“Thank you. I see it all in my mind’s eye by your eloquent description. You are quite right in supposing that I like compliments; but I am particular about their quality; and I dont need to be told I am pretty in comparison with a hideous cactus. You would not have condescended to make such a speech long ago. You are changed.”

“Not toward you, on my honor.”

“I did not mean that: I meant toward yourself.”

“I am glad you have taken even that slender note of me. I find you somewhat changed, too.”

“I did not know that I shewed it; but it is true. I feel as if Marian Lind was a person whom I knew once, but whom I should hardly know again.”

“The change in me has not produced that effect. I feel as though Marian Lind were the history of my life.”

“You have become quite a master of the art of saying pretty things. You are nearly as glib at it as Ned.”

“We have the same incentive to admiration.”

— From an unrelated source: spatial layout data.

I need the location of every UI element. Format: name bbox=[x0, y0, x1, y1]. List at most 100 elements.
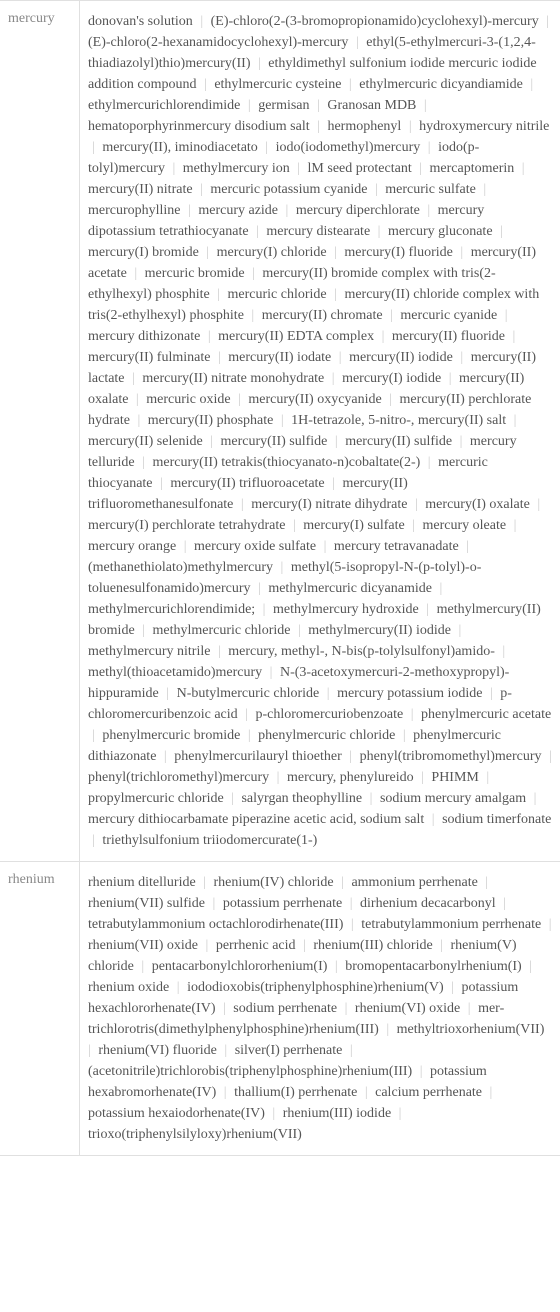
separator: | bbox=[203, 434, 221, 449]
compound-name: mercuric sulfate bbox=[385, 182, 476, 197]
compound-name: (E)-chloro(2-(3-bromopropionamido)cycloh… bbox=[211, 14, 539, 29]
separator: | bbox=[506, 518, 520, 533]
compound-name: tetrabutylammonium octachlorodirhenate(I… bbox=[88, 917, 343, 932]
separator: | bbox=[233, 497, 251, 512]
separator: | bbox=[198, 938, 216, 953]
compound-name: ammonium perrhenate bbox=[351, 875, 477, 890]
compound-name: mercury(I) perchlorate tetrahydrate bbox=[88, 518, 285, 533]
separator: | bbox=[240, 728, 258, 743]
separator: | bbox=[496, 896, 510, 911]
separator: | bbox=[224, 791, 242, 806]
separator: | bbox=[327, 434, 345, 449]
compound-name: trioxo(triphenylsilyloxy)rhenium(VII) bbox=[88, 1127, 302, 1142]
separator: | bbox=[453, 245, 471, 260]
compound-name: sodium timerfonate bbox=[442, 812, 551, 827]
separator: | bbox=[88, 728, 102, 743]
compounds-cell-mercury: donovan's solution | (E)-chloro(2-(3-bro… bbox=[80, 1, 560, 861]
separator: | bbox=[127, 266, 145, 281]
compound-name: rhenium ditelluride bbox=[88, 875, 196, 890]
compound-name: methyltrioxorhenium(VII) bbox=[397, 1022, 545, 1037]
compound-name: calcium perrhenate bbox=[375, 1085, 482, 1100]
separator: | bbox=[401, 119, 419, 134]
separator: | bbox=[125, 371, 143, 386]
separator: | bbox=[200, 329, 218, 344]
compound-name: mercury azide bbox=[198, 203, 278, 218]
separator: | bbox=[244, 308, 262, 323]
compound-name: ethylmercurichlorendimide bbox=[88, 98, 240, 113]
compound-name: methylmercuric chloride bbox=[152, 623, 290, 638]
separator: | bbox=[193, 182, 211, 197]
separator: | bbox=[290, 623, 308, 638]
separator: | bbox=[153, 476, 171, 491]
separator: | bbox=[88, 833, 102, 848]
separator: | bbox=[193, 14, 211, 29]
separator: | bbox=[367, 182, 385, 197]
compound-name: donovan's solution bbox=[88, 14, 193, 29]
compound-name: methyl(thioacetamido)mercury bbox=[88, 665, 262, 680]
chemical-table: mercury donovan's solution | (E)-chloro(… bbox=[0, 0, 560, 1156]
separator: | bbox=[197, 77, 215, 92]
separator: | bbox=[273, 413, 291, 428]
compound-name: mercury potassium iodide bbox=[337, 686, 482, 701]
compound-name: hydroxymercury nitrile bbox=[419, 119, 549, 134]
separator: | bbox=[482, 1085, 496, 1100]
separator: | bbox=[216, 1085, 234, 1100]
separator: | bbox=[159, 686, 177, 701]
separator: | bbox=[452, 434, 470, 449]
compound-name: methylmercury hydroxide bbox=[273, 602, 419, 617]
compound-name: mercuric oxide bbox=[146, 392, 230, 407]
separator: | bbox=[497, 308, 511, 323]
separator: | bbox=[181, 203, 199, 218]
separator: | bbox=[251, 581, 269, 596]
compound-name: rhenium(IV) chloride bbox=[214, 875, 334, 890]
separator: | bbox=[215, 1001, 233, 1016]
separator: | bbox=[342, 896, 360, 911]
compound-name: Granosan MDB bbox=[327, 98, 416, 113]
compound-name: mercury(II), iminodiacetato bbox=[102, 140, 257, 155]
separator: | bbox=[460, 1001, 478, 1016]
separator: | bbox=[348, 35, 366, 50]
separator: | bbox=[210, 644, 228, 659]
compound-name: germisan bbox=[258, 98, 309, 113]
separator: | bbox=[441, 371, 459, 386]
separator: | bbox=[405, 518, 423, 533]
separator: | bbox=[296, 938, 314, 953]
compound-name: salyrgan theophylline bbox=[241, 791, 362, 806]
compound-name: phenylmercurilauryl thioether bbox=[174, 749, 342, 764]
separator: | bbox=[357, 1085, 375, 1100]
separator: | bbox=[325, 476, 343, 491]
separator: | bbox=[265, 1106, 283, 1121]
compound-name: mercuric bromide bbox=[145, 266, 245, 281]
separator: | bbox=[433, 938, 451, 953]
compound-name: propylmercuric chloride bbox=[88, 791, 224, 806]
separator: | bbox=[382, 392, 400, 407]
compound-name: rhenium(VI) fluoride bbox=[98, 1043, 217, 1058]
compound-name: methylmercuric dicyanamide bbox=[268, 581, 432, 596]
compound-name: mercuric cyanide bbox=[400, 308, 497, 323]
compound-name: PHIMM bbox=[431, 770, 478, 785]
separator: | bbox=[478, 875, 492, 890]
separator: | bbox=[420, 455, 438, 470]
separator: | bbox=[240, 98, 258, 113]
separator: | bbox=[199, 245, 217, 260]
separator: | bbox=[412, 161, 430, 176]
compound-name: mercury(II) nitrate monohydrate bbox=[142, 371, 324, 386]
compound-name: sodium perrhenate bbox=[233, 1001, 337, 1016]
compound-name: phenylmercuric acetate bbox=[421, 707, 551, 722]
compound-name: (acetonitrile)trichlorobis(triphenylphos… bbox=[88, 1064, 412, 1079]
compound-name: thallium(I) perrhenate bbox=[234, 1085, 357, 1100]
compound-name: bromopentacarbonylrhenium(I) bbox=[345, 959, 522, 974]
separator: | bbox=[482, 686, 500, 701]
separator: | bbox=[374, 329, 392, 344]
compound-name: potassium perrhenate bbox=[223, 896, 342, 911]
separator: | bbox=[476, 182, 490, 197]
separator: | bbox=[337, 1001, 355, 1016]
separator: | bbox=[479, 770, 493, 785]
compound-name: (E)-chloro(2-hexanamidocyclohexyl)-mercu… bbox=[88, 35, 348, 50]
separator: | bbox=[495, 644, 509, 659]
compound-name: mercury gluconate bbox=[388, 224, 493, 239]
separator: | bbox=[362, 791, 380, 806]
compound-name: mercury(II) selenide bbox=[88, 434, 203, 449]
separator: | bbox=[379, 1022, 397, 1037]
compound-name: mercury, phenylureido bbox=[287, 770, 414, 785]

“The same! You do not suppose that Ned pays me compliments. He never did such a thing in his life. No: I first discovered his talent in that direction at Palermo, where I surprised him in an animated discourse with the dark-eyed daughter of an innkeeper there. That was the first conversation in Italian I succeeded in following. A week later I could understand the language almost as well as he. However, dont let us waste the whole afternoon talking stuff. I want to ask you about your mother. I should greatly like to call upon her; but she has never made me any sign since my marriage; and Mrs. Leith Fairfax tells me that she never allows my name to be mentioned to her. I thought she was fond of me.”

“So she was. But she has never forgiven you for making me suffer as you did. You see she has more spirit than I. She would be angered if she saw me now tamely following the triumphal chariot of my fair tyrant.”